“Of course. Well, Bonnie May, I think I’ll have to take you home.”

“Whose home—yours?” she asked.

“Good gracious, no! To your own!”

She peered into the lobby searchingly, the light slowly fading from her eyes.

“But I haven’t any home,” she said.

CHAPTER II
A MOMENTOUS DECISION

It was all very well for a young man of an almost painfully circumspect type to rescue a youthful female from danger.
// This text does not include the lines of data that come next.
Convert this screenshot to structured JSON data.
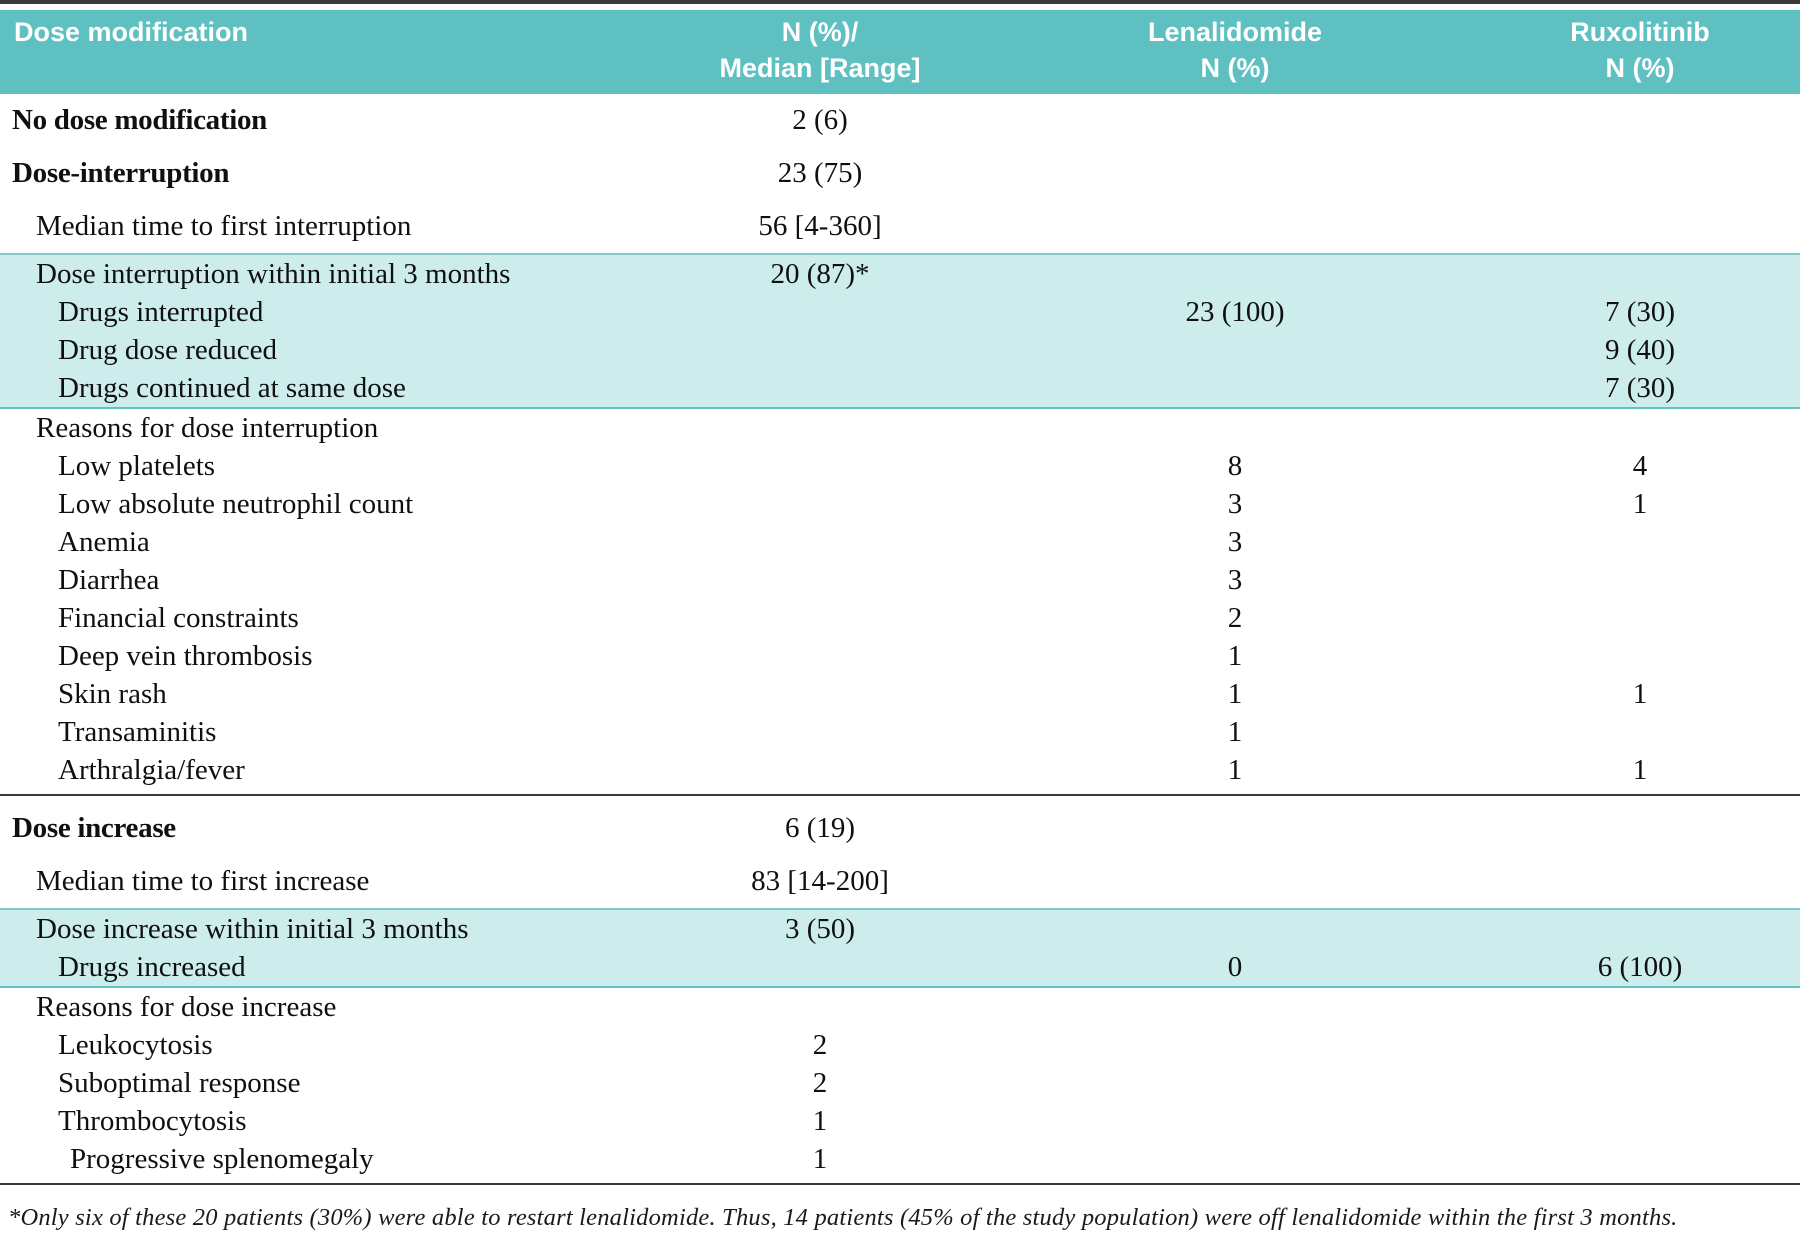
{
  "colors": {
    "header_teal": "#5ec0c1",
    "band_teal": "#cdecec",
    "band_border": "#7fc9ca",
    "rule_dark": "#3a3a3a",
    "text": "#101010"
  },
  "table": {
    "header": {
      "col1": "Dose modification",
      "col2": [
        "N (%)/",
        "Median [Range]"
      ],
      "col3": [
        "Lenalidomide",
        "N (%)"
      ],
      "col4": [
        "Ruxolitinib",
        "N (%)"
      ]
    },
    "rows": [
      {
        "label": "No dose modification",
        "median": "2 (6)",
        "indent": 0,
        "tall": true
      },
      {
        "label": "Dose-interruption",
        "median": "23 (75)",
        "indent": 0,
        "tall": true
      },
      {
        "label": "Median time to first interruption",
        "median": "56 [4-360]",
        "indent": 1,
        "tall": true
      },
      {
        "label": "Dose interruption within initial 3 months",
        "median": "20 (87)*",
        "indent": 1,
        "shaded": true
      },
      {
        "label": "Drugs interrupted",
        "len": "23 (100)",
        "rux": "7 (30)",
        "indent": 2,
        "shaded": true
      },
      {
        "label": "Drug dose reduced",
        "rux": "9 (40)",
        "indent": 2,
        "shaded": true
      },
      {
        "label": "Drugs continued at same dose",
        "rux": "7 (30)",
        "indent": 2,
        "shaded": true
      },
      {
        "label": "Reasons for dose interruption",
        "indent": 1
      },
      {
        "label": "Low platelets",
        "len": "8",
        "rux": "4",
        "indent": 2
      },
      {
        "label": "Low absolute neutrophil count",
        "len": "3",
        "rux": "1",
        "indent": 2
      },
      {
        "label": "Anemia",
        "len": "3",
        "indent": 2
      },
      {
        "label": "Diarrhea",
        "len": "3",
        "indent": 2
      },
      {
        "label": "Financial constraints",
        "len": "2",
        "indent": 2
      },
      {
        "label": "Deep vein thrombosis",
        "len": "1",
        "indent": 2
      },
      {
        "label": "Skin rash",
        "len": "1",
        "rux": "1",
        "indent": 2
      },
      {
        "label": "Transaminitis",
        "len": "1",
        "indent": 2
      },
      {
        "label": "Arthralgia/fever",
        "len": "1",
        "rux": "1",
        "indent": 2,
        "divider_after": true
      },
      {
        "label": "Dose increase",
        "median": "6 (19)",
        "indent": 0,
        "tall": true
      },
      {
        "label": "Median time to first increase",
        "median": "83 [14-200]",
        "indent": 1,
        "tall": true
      },
      {
        "label": "Dose increase within initial 3 months",
        "median": "3 (50)",
        "indent": 1,
        "shaded": true
      },
      {
        "label": "Drugs increased",
        "len": "0",
        "rux": "6 (100)",
        "indent": 2,
        "shaded": true
      },
      {
        "label": "Reasons for dose increase",
        "indent": 1
      },
      {
        "label": "Leukocytosis",
        "median": "2",
        "indent": 2
      },
      {
        "label": "Suboptimal response",
        "median": "2",
        "indent": 2
      },
      {
        "label": "Thrombocytosis",
        "median": "1",
        "indent": 2
      },
      {
        "label": "Progressive splenomegaly",
        "median": "1",
        "indent": 3,
        "divider_after": true
      }
    ]
  },
  "footnote": "*Only six of these 20 patients (30%) were able to restart lenalidomide. Thus, 14 patients (45% of the study population) were off lenalidomide within the first 3 months."
}
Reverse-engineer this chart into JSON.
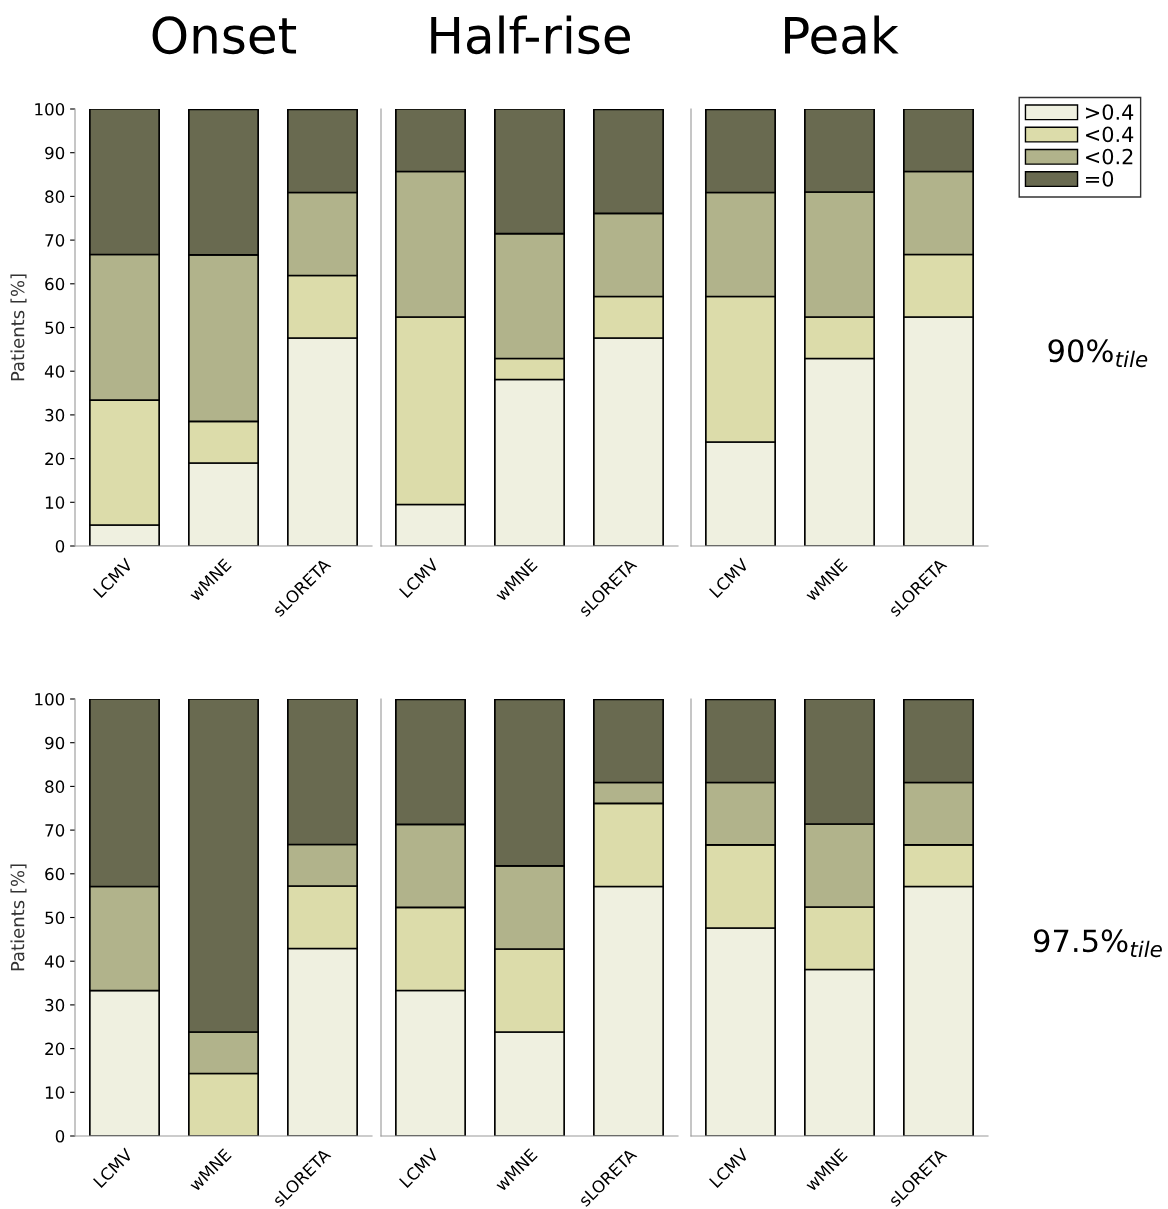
{
  "chart_data": [
    {
      "type": "bar",
      "stacked": true,
      "title": "Onset",
      "ylabel": "Patients [%]",
      "categories": [
        "LCMV",
        "wMNE",
        "sLORETA"
      ],
      "ylim": [
        0,
        100
      ],
      "yticks": [
        0,
        10,
        20,
        30,
        40,
        50,
        60,
        70,
        80,
        90,
        100
      ],
      "grid": false,
      "legend": false,
      "series": [
        {
          "color": "#eff0e0",
          "values": [
            4.8,
            19.0,
            47.6
          ]
        },
        {
          "color": "#dcdcaa",
          "values": [
            28.6,
            9.5,
            14.3
          ]
        },
        {
          "color": "#b1b38b",
          "values": [
            33.3,
            38.1,
            19.0
          ]
        },
        {
          "color": "#696a50",
          "values": [
            33.3,
            33.3,
            19.0
          ]
        }
      ]
    },
    {
      "type": "bar",
      "stacked": true,
      "title": "Half-rise",
      "categories": [
        "LCMV",
        "wMNE",
        "sLORETA"
      ],
      "ylim": [
        0,
        100
      ],
      "yticks": [
        0,
        10,
        20,
        30,
        40,
        50,
        60,
        70,
        80,
        90,
        100
      ],
      "tick_labels": "x",
      "grid": false,
      "legend": false,
      "series": [
        {
          "color": "#eff0e0",
          "values": [
            9.5,
            38.1,
            47.6
          ]
        },
        {
          "color": "#dcdcaa",
          "values": [
            42.9,
            4.8,
            9.5
          ]
        },
        {
          "color": "#b1b38b",
          "values": [
            33.3,
            28.6,
            19.0
          ]
        },
        {
          "color": "#696a50",
          "values": [
            14.3,
            28.5,
            23.8
          ]
        }
      ]
    },
    {
      "type": "bar",
      "stacked": true,
      "title": "Peak",
      "categories": [
        "LCMV",
        "wMNE",
        "sLORETA"
      ],
      "ylim": [
        0,
        100
      ],
      "yticks": [
        0,
        10,
        20,
        30,
        40,
        50,
        60,
        70,
        80,
        90,
        100
      ],
      "tick_labels": "x",
      "grid": false,
      "legend": "top right",
      "annotations": [
        "90%$_{tile}$"
      ],
      "series": [
        {
          "name": ">0.4",
          "color": "#eff0e0",
          "values": [
            23.8,
            42.9,
            52.4
          ]
        },
        {
          "name": "<0.4",
          "color": "#dcdcaa",
          "values": [
            33.3,
            9.5,
            14.3
          ]
        },
        {
          "name": "<0.2",
          "color": "#b1b38b",
          "values": [
            23.8,
            28.6,
            19.0
          ]
        },
        {
          "name": "=0",
          "color": "#696a50",
          "values": [
            19.0,
            19.0,
            14.3
          ]
        }
      ]
    },
    {
      "type": "bar",
      "stacked": true,
      "ylabel": "Patients [%]",
      "categories": [
        "LCMV",
        "wMNE",
        "sLORETA"
      ],
      "ylim": [
        0,
        100
      ],
      "yticks": [
        0,
        10,
        20,
        30,
        40,
        50,
        60,
        70,
        80,
        90,
        100
      ],
      "grid": false,
      "legend": false,
      "series": [
        {
          "color": "#eff0e0",
          "values": [
            33.3,
            0,
            42.9
          ]
        },
        {
          "color": "#dcdcaa",
          "values": [
            0,
            14.3,
            14.3
          ]
        },
        {
          "color": "#b1b38b",
          "values": [
            23.8,
            9.5,
            9.5
          ]
        },
        {
          "color": "#696a50",
          "values": [
            42.9,
            76.2,
            33.3
          ]
        }
      ]
    },
    {
      "type": "bar",
      "stacked": true,
      "categories": [
        "LCMV",
        "wMNE",
        "sLORETA"
      ],
      "ylim": [
        0,
        100
      ],
      "yticks": [
        0,
        10,
        20,
        30,
        40,
        50,
        60,
        70,
        80,
        90,
        100
      ],
      "tick_labels": "x",
      "grid": false,
      "legend": false,
      "series": [
        {
          "color": "#eff0e0",
          "values": [
            33.3,
            23.8,
            57.1
          ]
        },
        {
          "color": "#dcdcaa",
          "values": [
            19.0,
            19.0,
            19.0
          ]
        },
        {
          "color": "#b1b38b",
          "values": [
            19.0,
            19.0,
            4.8
          ]
        },
        {
          "color": "#696a50",
          "values": [
            28.6,
            38.1,
            19.0
          ]
        }
      ]
    },
    {
      "type": "bar",
      "stacked": true,
      "categories": [
        "LCMV",
        "wMNE",
        "sLORETA"
      ],
      "ylim": [
        0,
        100
      ],
      "yticks": [
        0,
        10,
        20,
        30,
        40,
        50,
        60,
        70,
        80,
        90,
        100
      ],
      "tick_labels": "x",
      "grid": false,
      "legend": false,
      "annotations": [
        "97.5%$_{tile}$"
      ],
      "series": [
        {
          "color": "#eff0e0",
          "values": [
            47.6,
            38.1,
            57.1
          ]
        },
        {
          "color": "#dcdcaa",
          "values": [
            19.0,
            14.3,
            9.5
          ]
        },
        {
          "color": "#b1b38b",
          "values": [
            14.3,
            19.0,
            14.3
          ]
        },
        {
          "color": "#696a50",
          "values": [
            19.0,
            28.6,
            19.0
          ]
        }
      ]
    }
  ]
}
It was a different matter, however, when he found himself walking along a crowded thoroughfare, leading a waif in a fantastic and almost shabby dress, and bringing upon himself the curious, if not the suspicious, glances of passers-by.

This fact struck Baron forcibly and unpleasantly.

“Come, let’s get inside somewhere,” he said to his companion. He spoke almost abjectly, as if he had been a soldier seeking a hiding-place behind a wall. “This place will do!” He had espied a haven in the form of a restaurant, deserted by all save two or three young women wearing waitresses’ aprons and caps.

Bonnie May looked at him inquiringly, almost piteously. This movement was a mere strategy, she realized. It was not a time for eating. But the ready speech of half an hour ago had deserted her, and she entered the restaurant, when Baron opened the door for her, without saying a word. Indeed she stood so forlornly and dependently that her companion realized anew that he had somehow committed an enormous blunder.